Se Sarkozy é visto como combativo, Hollande, ao contrário, é tido como conciliador, alguém que prefere evitar confrontos. Secretário-geral do partido socialista de 1997 a 2008, ele atuou para encontrar um consenso entre diferentes correntes do partido e evitar sua divisão.

"O debate não é uma luta de boxe. Eu não tenho esse comportamento. Isso é o estilo dele (Sarkozy), mas não o meu", disse Hollande na terça-feira, acrescentando que o debate "é importante, mas não é decisivo".

Durante as primárias socialistas para as eleições presidenciais, Hollande foi acusado por membros de seu próprio partido de ser "mole", "vago" em suas propostas e de não ter a estatura de um presidente.

O socialista foi apelidado nesta campanha por seus opositores de flã "Flanby", uma sobremesa da Danone.

Ele se define como um "homem normal", em oposição ao estilo exuberante de Sarkozy. O socialista chegou a dizer que continuaria tomando trens mesmo se for eleito.

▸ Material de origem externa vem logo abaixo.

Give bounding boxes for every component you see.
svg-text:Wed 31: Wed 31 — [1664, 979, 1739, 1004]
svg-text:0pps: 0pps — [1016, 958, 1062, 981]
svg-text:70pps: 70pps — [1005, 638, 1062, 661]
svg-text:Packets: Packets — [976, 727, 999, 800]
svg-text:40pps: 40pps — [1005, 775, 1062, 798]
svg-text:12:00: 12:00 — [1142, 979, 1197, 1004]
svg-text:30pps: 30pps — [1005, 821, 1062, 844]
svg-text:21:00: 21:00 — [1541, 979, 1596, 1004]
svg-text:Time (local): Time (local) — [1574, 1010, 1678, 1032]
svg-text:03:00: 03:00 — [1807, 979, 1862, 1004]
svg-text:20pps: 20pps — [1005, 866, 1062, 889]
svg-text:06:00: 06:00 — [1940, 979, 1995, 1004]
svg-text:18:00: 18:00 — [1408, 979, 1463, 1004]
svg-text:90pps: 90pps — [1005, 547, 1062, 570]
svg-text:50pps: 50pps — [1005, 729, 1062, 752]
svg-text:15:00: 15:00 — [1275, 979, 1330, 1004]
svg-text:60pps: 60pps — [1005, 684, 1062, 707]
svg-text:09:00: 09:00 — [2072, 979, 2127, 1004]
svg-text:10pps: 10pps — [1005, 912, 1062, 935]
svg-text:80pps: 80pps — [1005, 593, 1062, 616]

Hollande, que perdeu vários quilos antes de se candidatar para, segundo comentários, assumir um ar mais solene, também é famoso por suas frases de humor.

Programas

No debate nesta quarta, o presidente hiperativo e onipresente - que acabou atuando na prática, pela primeira vez na França, como chefe de Estado e primeiro-ministro ao mesmo tempo - deverá tentar mostrar que somente ele teria experiência para o cargo.

Hollande nunca foi ministro ou ocupou uma função governamental.

O socialista assegurou que não "treinou" para o debate desta quarta com alguém no papel de Sarkozy, como foi comentado na imprensa francesa.

O debate não será apenas um confronto de estilos, mas também de programas de governo.

Hollande prometeu modificar a reforma da aposentadoria feita por Sarkozy para permitir que pessoas que começaram a trabalhar jovens possam se aposentar aos 60 anos em vez de 62 anos.

Ele também disse que cancelará o aumento de um imposto semelhante ao ICMS brasileiro (chamado TVA, na França) que deve entrar em vigor em outubro.

O governo aumentou a alíquota desse imposto para financiar o seguro social. Em contrapartida, concedeu exoneração de encargos trabalhistas para aumentar a competitividade industrial do país.

O debate começará com discussões econômicas, sobre a dívida pública, o desemprego e a crise, e abordará também questões sociais, como a saúde e imigração, e internacionais, que se concentrarão sobre a presença militar francesa no Afeganistão e o terrorismo.

Uma parte das discussões também abordará o tipo de presidente que a França deve ter.

Especialistas avaliam que o debate, no entanto, dificilmente deverá mudar o resultado final da votação, devido à grande diferença a favor de Hollande, de seis a dez pontos percentuais, segundo pesquisas.

O debate deve durar duas horas e meia e deverá ser visto por mais de 20 milhões de telespectadores.

Tudo foi definido em conjunto entre as equipes dos dois candidatos, até a temperatura do ar condicionado. As câmeras não poderão mostrar as reações do rival enquanto um deles estiver falando.